Tuesday 30 May 2017

 

Loanership vs. Ownership - towards sustainable economics through commons "ownership"


Author Peter Barnes is a proponent of the world's commons [plural]. To make his point that there is much (in fact arguably all) of our world that is just given and so not any individual's or group's property he entitled one of his books "Who Owns the Sky?" Obviously to ask the question this way is to answer it: nobody. Barnes concludes that it is for this reason (non-ownership) that we have been so profligate with nature since the industrial revolution. What was once seemingly infinite is now becoming scarce and finite, with species disappearing and glaciers melting.

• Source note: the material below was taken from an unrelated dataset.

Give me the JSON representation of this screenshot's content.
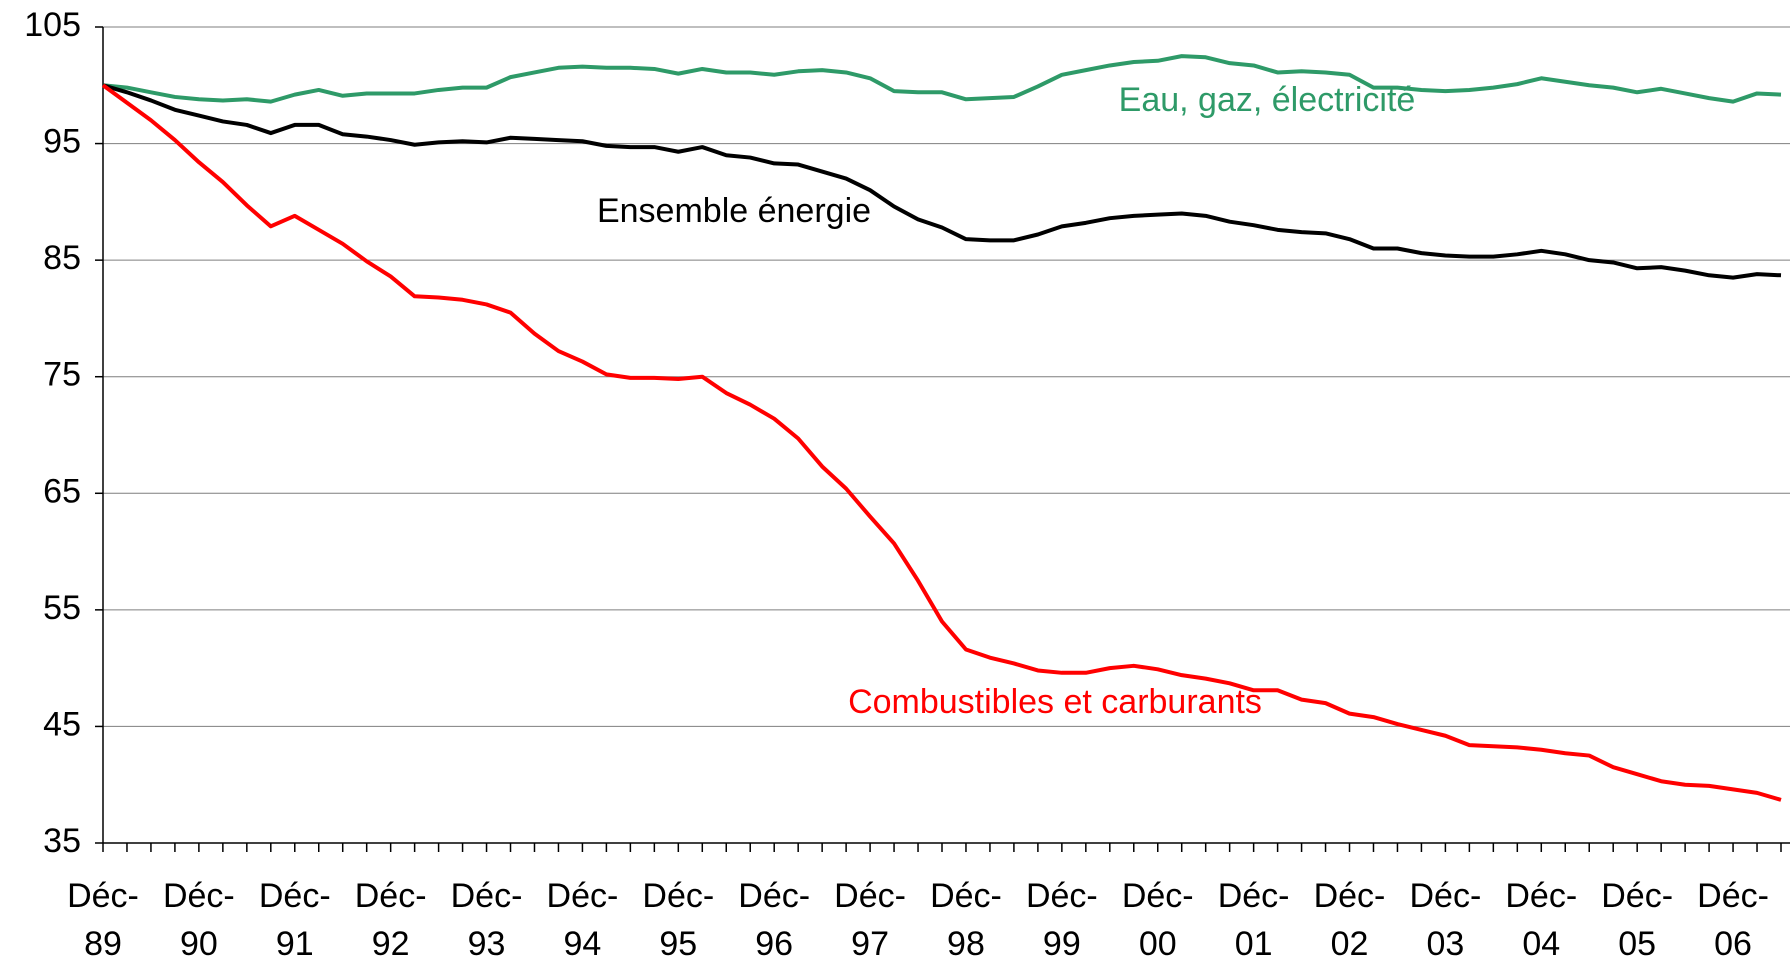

As a businessperson Barnes' solution to this problem is to charge for the "use"/ misuse of the sky, something akin to a carbon tax on atmospheric use/pollution. Whatever the logistical difficulties this is an appealing suggestion. But it is inadequate to its ambition because it essentially risks reducing essentials like the sky to tradeable commodities and thus fails what we may call the philosophical test. The sky is not a commodity; if we think it is we can trade it away. A better answer and one that imposes a barrier on misuse is that the sky, indeed the whole universe is a common trust. As such exchange is an inappropriate way of regulating its use. Neither the use-, nor the exchange-, value of the sky or rivers or forests can, or should be, quantified. A better model for their economic role is that of the commons. Once intentionally  allocated to the garage-bin of history by "non-commoners" the commons is back in popular discourse for a good reason: the fragility of our eco-system. A better economic concept for our "use" of the common earth than that of the commodity the loan. The world and all therein must be seen as a temporary loan which, as in a library it is. It is our responsibility to return it as un-reduced as possible.

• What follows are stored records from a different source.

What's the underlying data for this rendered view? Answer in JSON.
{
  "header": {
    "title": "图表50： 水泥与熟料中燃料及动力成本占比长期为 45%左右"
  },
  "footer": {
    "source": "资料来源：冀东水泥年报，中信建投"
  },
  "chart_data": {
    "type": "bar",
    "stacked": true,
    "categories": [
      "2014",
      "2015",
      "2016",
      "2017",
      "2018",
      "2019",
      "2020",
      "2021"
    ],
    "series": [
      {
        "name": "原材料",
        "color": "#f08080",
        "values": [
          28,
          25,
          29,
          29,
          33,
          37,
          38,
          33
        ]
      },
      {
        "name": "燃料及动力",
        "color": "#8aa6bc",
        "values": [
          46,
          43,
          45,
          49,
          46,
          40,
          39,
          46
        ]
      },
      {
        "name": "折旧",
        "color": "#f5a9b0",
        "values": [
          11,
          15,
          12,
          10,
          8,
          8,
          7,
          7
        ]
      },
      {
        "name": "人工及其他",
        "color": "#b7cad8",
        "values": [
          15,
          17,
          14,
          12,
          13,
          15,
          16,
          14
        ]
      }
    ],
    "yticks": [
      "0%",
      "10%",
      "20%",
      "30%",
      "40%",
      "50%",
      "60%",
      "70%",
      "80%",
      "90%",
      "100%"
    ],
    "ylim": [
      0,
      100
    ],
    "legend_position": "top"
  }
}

In fact the largely informal social contract of the loan/trust is the key concept that has historically restrained us from destroying what we cannot live without. Inscribed in indigenous beliefs it was rejected by western economics. Time to re-learn it, if indeed there still is time. We have to learn to loan more and restrain the habit of ownership that was normalized when the agricultural commons were enclosed in the 18th century. If what is in the world is becoming scarce then, as Barnes and Nobel prize-winner Elinor Ostrom understood, the commons model of universal group ownership must be championed if we are to survive as a species. And to achieve this we must loan more and own less, in that ownership is a form of separation of something that is integral - the earth.

Extending commons of various forms is the challenge of the 21st century. Unless we do this we are doomed, socially and existentially. We must loan or, in the term used by libraries we must circulate what we have instead of consuming it. In so doing we will be closer to nature as circulation is what nature does. And before the predictable response of "get real" to this principle is heard the reality is that in fact the new economics is already happening in several places, including Mondragon and Chiappas, and with the library model being extended in recent years to knowledge (influenced by the success of the Internet) and material items like seeds, cars, bikes and tools. Will it be long before we are impressing our neighbours by how much we loan rather than how much we own. For survival's sake it must be sooner rather than later.

As for Barnes' book you can buy it from our worker co-op (much better than corporate predator Amazon) . But much better than owning of course is borrowing it from your local branch of the Toronto Public Library.